The 47 million files hold meticulously recorded information on forced labourers, concentration camp victims and political prisoners. They form part of the Bad Arolsen archive, overseen by the International Committee of the Red Cross (ICRC). They were found in concentration camps and other Nazi prisons at the end of World War II.

So far, 12 million files have been digitally preserved and made ready for electronic transfer.  The ICRC says the archive has now transferred many documents from the archive to the Holocaust Memorial Museum in the US and to the Yad Vashem Holocaust Centre in Israel.

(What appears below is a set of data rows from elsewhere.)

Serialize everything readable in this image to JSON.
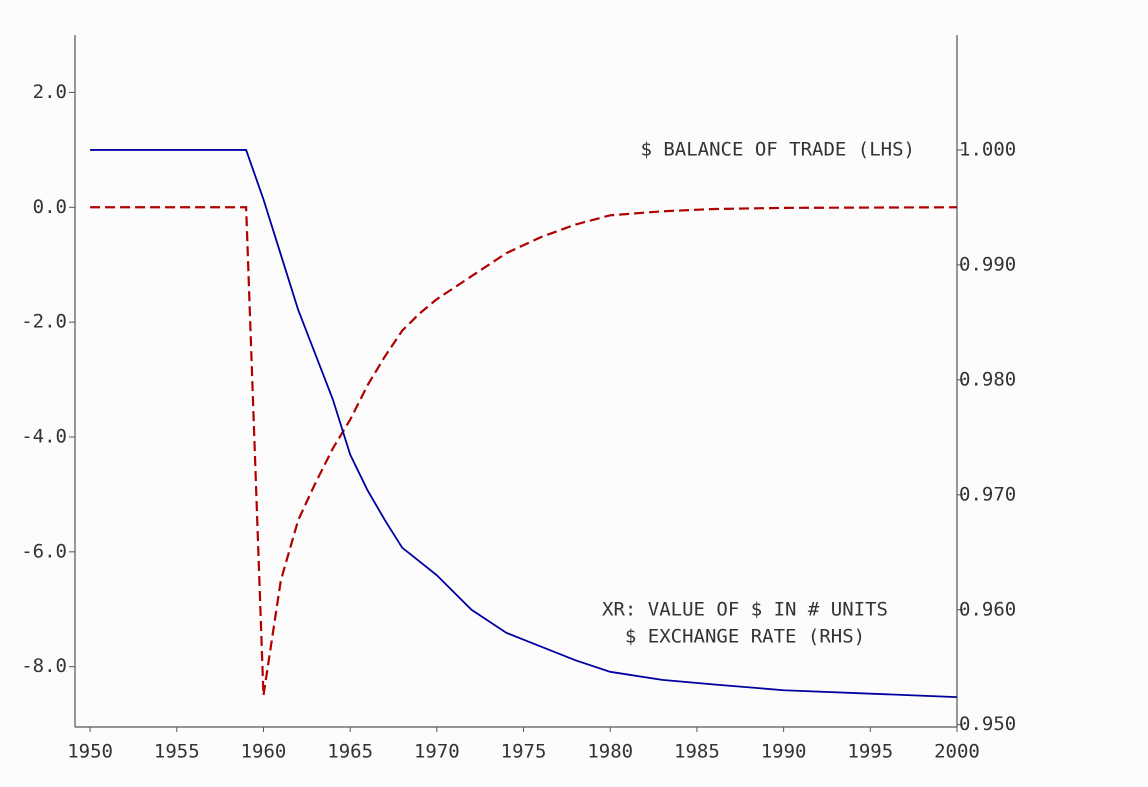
{
  "chart_data": {
    "type": "line",
    "x": [
      1950,
      1959,
      1960,
      1961,
      1962,
      1963,
      1964,
      1965,
      1966,
      1967,
      1968,
      1969,
      1970,
      1972,
      1974,
      1976,
      1978,
      1980,
      1983,
      1986,
      1990,
      2000
    ],
    "series": [
      {
        "color": "#b00000",
        "dash": true,
        "values": [
          0,
          0,
          -8.5,
          -6.5,
          -5.45,
          -4.8,
          -4.2,
          -3.7,
          -3.1,
          -2.6,
          -2.15,
          -1.85,
          -1.6,
          -1.2,
          -0.8,
          -0.52,
          -0.3,
          -0.14,
          -0.07,
          -0.03,
          -0.01,
          0
        ]
      },
      {
        "color": "#0000a0",
        "dash": false,
        "axis": "y2",
        "values": [
          1.0,
          1.0,
          0.9957,
          0.9909,
          0.9861,
          0.9822,
          0.9783,
          0.9735,
          0.9704,
          0.9678,
          0.9654,
          0.9642,
          0.963,
          0.96,
          0.958,
          0.9568,
          0.9556,
          0.9546,
          0.9539,
          0.9535,
          0.953,
          0.9524
        ]
      }
    ],
    "annotations": [
      "$ BALANCE OF TRADE (LHS)",
      "XR: VALUE OF $ IN # UNITS",
      "$ EXCHANGE RATE (RHS)"
    ],
    "xlim": [
      1949.13,
      2000
    ],
    "xticks": [
      1950,
      1955,
      1960,
      1965,
      1970,
      1975,
      1980,
      1985,
      1990,
      1995,
      2000
    ],
    "ylim": [
      -9.05,
      3.0
    ],
    "yticks": [
      {
        "value": 2,
        "label": "2.0"
      },
      {
        "value": 0,
        "label": "0.0"
      },
      {
        "value": -2,
        "label": "-2.0"
      },
      {
        "value": -4,
        "label": "-4.0"
      },
      {
        "value": -6,
        "label": "-6.0"
      },
      {
        "value": -8,
        "label": "-8.0"
      }
    ],
    "y2lim": [
      0.9498,
      1.01
    ],
    "y2ticks": [
      {
        "value": 1.0,
        "label": "1.000"
      },
      {
        "value": 0.99,
        "label": "0.990"
      },
      {
        "value": 0.98,
        "label": "0.980"
      },
      {
        "value": 0.97,
        "label": "0.970"
      },
      {
        "value": 0.96,
        "label": "0.960"
      },
      {
        "value": 0.95,
        "label": "0.950"
      }
    ]
  }
}
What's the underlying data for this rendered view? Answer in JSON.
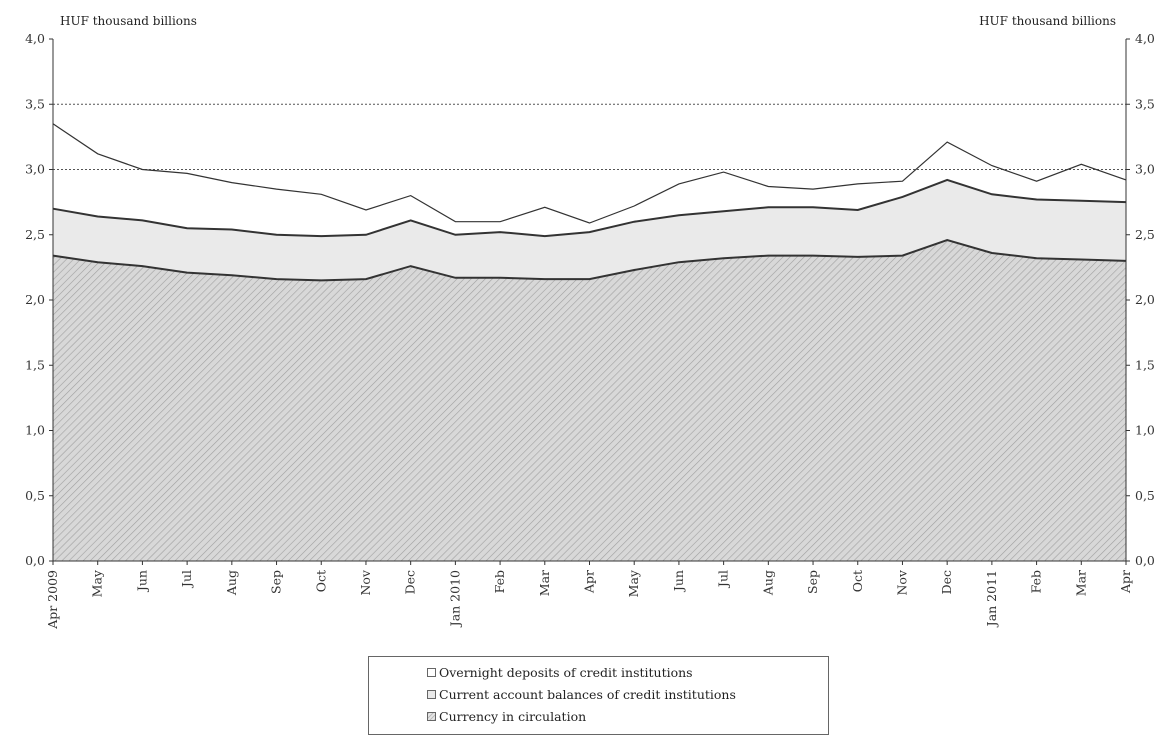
{
  "chart_data": {
    "type": "area",
    "stacked": true,
    "left_axis_label": "HUF thousand billions",
    "right_axis_label": "HUF thousand billions",
    "ylim": [
      0,
      4.0
    ],
    "yticks": [
      "0,0",
      "0,5",
      "1,0",
      "1,5",
      "2,0",
      "2,5",
      "3,0",
      "3,5",
      "4,0"
    ],
    "ytick_values": [
      0,
      0.5,
      1.0,
      1.5,
      2.0,
      2.5,
      3.0,
      3.5,
      4.0
    ],
    "gridlines_dotted": [
      3.0,
      3.5
    ],
    "categories": [
      "Apr 2009",
      "May",
      "Jun",
      "Jul",
      "Aug",
      "Sep",
      "Oct",
      "Nov",
      "Dec",
      "Jan 2010",
      "Feb",
      "Mar",
      "Apr",
      "May",
      "Jun",
      "Jul",
      "Aug",
      "Sep",
      "Oct",
      "Nov",
      "Dec",
      "Jan 2011",
      "Feb",
      "Mar",
      "Apr"
    ],
    "series": [
      {
        "name": "Currency in circulation",
        "values": [
          2.34,
          2.29,
          2.26,
          2.21,
          2.19,
          2.16,
          2.15,
          2.16,
          2.26,
          2.17,
          2.17,
          2.16,
          2.16,
          2.23,
          2.29,
          2.32,
          2.34,
          2.34,
          2.33,
          2.34,
          2.46,
          2.36,
          2.32,
          2.31,
          2.3
        ]
      },
      {
        "name": "Current account balances of credit institutions",
        "values": [
          0.36,
          0.35,
          0.35,
          0.34,
          0.35,
          0.34,
          0.34,
          0.34,
          0.35,
          0.33,
          0.35,
          0.33,
          0.36,
          0.37,
          0.36,
          0.36,
          0.37,
          0.37,
          0.36,
          0.45,
          0.46,
          0.45,
          0.45,
          0.45,
          0.45
        ]
      },
      {
        "name": "Overnight deposits of credit institutions",
        "values": [
          0.65,
          0.48,
          0.39,
          0.42,
          0.36,
          0.35,
          0.32,
          0.19,
          0.19,
          0.1,
          0.08,
          0.22,
          0.07,
          0.12,
          0.24,
          0.3,
          0.16,
          0.14,
          0.2,
          0.12,
          0.29,
          0.22,
          0.14,
          0.28,
          0.17
        ]
      }
    ],
    "legend_order": [
      "Overnight deposits of credit institutions",
      "Current account balances of credit institutions",
      "Currency in circulation"
    ],
    "legend_placement": "bottom-center",
    "colors": {
      "currency_fill": "#d6d6d6",
      "currency_hatch": "#9a9a9a",
      "current_fill": "#eaeaea",
      "overnight_fill": "#ffffff",
      "line": "#333333",
      "grid": "#555555"
    }
  }
}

The archive is controlled by an 11-nation treaty signed in 1955 and amended by the 2006 protocol. The countries are: Belgium, Britain, France, Germany, Greece, Israel, Italy, Luxembourg, the Netherlands, Poland and the US. The archive will only be fully opened to the public when the 2006 protocol is ratified by Italy, France and Greece. That is expected later this year.

It is believed that many more details about the Nazis' murder and brutal exploitation of millions of Jews, Roma (Gypsies) and other victims will be revealed once the full archive is digitally preserved and made accesible to the public. The archive has been used in the past to help people trace their relatives, but access has been restricted to protect victims' privacy.